DÉCADENCE DE LA TRAGÉDIE.


Poëtes tragiques du cinquième siècle dont les œuvres sont perdues. — Poëtes tragiques du quatrième siècle.

Poëtes tragiques du cinquième siècle dont les œuvres sont perdues.


Un siècle entier sépare les débuts dramatiques d’Eschyle des représentations de l’Œdipe à Colone, de l’Iphigénie à Aulis et des Bacchantes. Combien de poëtes, durant ces cent années, ont triomphé dans le concours des tragédies nouvelles ! combien plus encore ont dû tenter la fortune littéraire sans jamais emporter la couronne, sans même parvenir à recevoir un chœur de l’archonte éponyme ! Mais c’est à peine si les noms de quelques-uns ont surnagé ; et de tant d’œuvres considérables il ne reste plus que des débris informes. Deux poëtes pourtant avaient mérité de figurer, après Eschyle, Sophocle et Euripide, dans le canon alexandrin, comme l’on nomme la liste des auteurs classiques dressée par Aristarque et Aristophane de Byzance. Ces deux poëtes tragiques, aujourd’hui inconnus, Ion et Achéus, avaient disputé maintes fois le prix de la tragédie et à Sophocle, et à Euripide, et à d’autres contemporains.

Ion était de Chios, mais il passa presque toute sa vie à Athènes. Il eut d’assez grands succès an théâtre, et il fut l’ami de Sophocle en même temps que son rival quelquefois heureux. Il prenait dans les épopées d’Homère presque tous les sujets de ses compositions dramatiques. C’était agir en bon et digne compatriote envers l’homme que les habitants de Chios revendiquaient de tout temps pour leur concitoyen. Les pièces d’Ion manquaient, à ce qu’il semble, de chaleur et de vie. C’étaient des poëmes dont le mérite principal consistait dans une sage ordonnance, et, comme nous pouvons encore en juger, dans un style modérément orné et qui n’était ni sans élégance ni sans grâce. Ion n’était pas seulement un poëte dramatique. Il avait écrit aussi des élégies, des chants lyriques, et même un ouvrage historique en prose ionienne, où il avait rassemblé de curieux détails sur les aventures et la vie publique et privée de plusieurs personnages du temps et de Sophocle lui-même.

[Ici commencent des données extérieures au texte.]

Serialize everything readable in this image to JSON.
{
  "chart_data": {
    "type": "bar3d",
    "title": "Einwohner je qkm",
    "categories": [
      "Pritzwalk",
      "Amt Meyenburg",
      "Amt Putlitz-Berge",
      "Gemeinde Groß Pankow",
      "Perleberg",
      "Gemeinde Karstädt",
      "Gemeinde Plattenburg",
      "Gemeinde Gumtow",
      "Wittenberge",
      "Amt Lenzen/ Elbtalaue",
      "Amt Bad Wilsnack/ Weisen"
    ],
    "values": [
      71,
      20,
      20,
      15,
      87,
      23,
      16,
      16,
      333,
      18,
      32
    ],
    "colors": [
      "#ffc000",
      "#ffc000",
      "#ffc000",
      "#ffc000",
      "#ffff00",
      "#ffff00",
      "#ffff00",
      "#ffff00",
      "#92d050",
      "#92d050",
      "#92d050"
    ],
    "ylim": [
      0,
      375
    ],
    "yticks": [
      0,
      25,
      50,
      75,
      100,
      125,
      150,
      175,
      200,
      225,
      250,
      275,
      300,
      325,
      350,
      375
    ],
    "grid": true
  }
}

Achéus était d’Érétrie. Il ne remporta qu’une fois le prix ; mais il passe pour avoir excellé dans le drame satyrique, sinon tout à fait dans la tragédie. On le regardait, après Eschyle, comme le plus parfait auteur en ce genre. Le style d’Achéus était parfois, dans ses tragédies, un peu obscur et forcé ; et ses combinaisons de fables mythologiques, à n’en juger que d’après les fragments mêmes de ses pièces, étaient bien autrement étranges encore, relativement à nos idées habituelles, que ces inventions tant reprochées à Euripide.

Agathon d’Athènes, que les Alexandrins n’ont point porté sur leur liste, semble avoir été pourtant un poëte dramatique d’une réelle valeur, et supérieur peut-être aux deux hommes que je viens de nommer. Il est probable que l’afféterie de son style lui aura nui dans l’esprit de ces critiques, bien plus préoccupés de l’expression de la pensée que de la force inventrice qui sait créer des œuvres nouvelles. Agathon débuta jeune au théâtre, en l’an 416 ; et il mourut environ l’an 400, dans la force de l’âge, en Macédoine. Il avait passé à la cour du roi Archélaüs d’assez longues années, car il s’y était trouvé en même temps qu’Euripide. Le dialogue de Platon intitulé le Banquet n’est autre chose qu’une conversation qui s’était tenue, selon le philosophe, dans un souper donné par Agathon à ses amis, le lendemain du jour où Agathon avait sacrifié aux dieux pour leur rendre grâces de sa première victoire dramatique, qui était aussi l’honneur décerné à sa première tragédie. Platon fait parfaitement connaître et l’élégance efféminée des mœurs d’Agathon, et la nature sophistique et raffinée de son esprit. Il lui prête un discours fort spirituel, mais plein d’ornements recherchés et d’antithèses. Agathon semble pourtant n’avoir pas manqué, malgré ses défauts, d’habileté à combiner des éléments dramatiques, et à exciter l’intérêt par la nouveauté des tableaux et par le mouvement de la scène, sinon par la vérité et la profondeur des sentiments et par la puissance d’un grand talent poétique. Il se fiait tellement aux ressources de son imagination, qu’il entreprit de se passer complètement, au moins une fois, de toute base historique ou mythologique, et de composer une tragédie où tout était d’invention, événements et caractères. W. Schlegel conjecture que cette pièce, intitulée la Fleur, n’était ni touchante ni terrible, et qu’elle offrait des tableaux agréables dans le genre de l’idylle. Rien n’empêche en effet de voir, dans l’essai d’Agathon, la création d’une sorte de drame, héroïque seulement à demi, et, comme dit Schlegel, une transition préparatoire à la Comédie nouvelle.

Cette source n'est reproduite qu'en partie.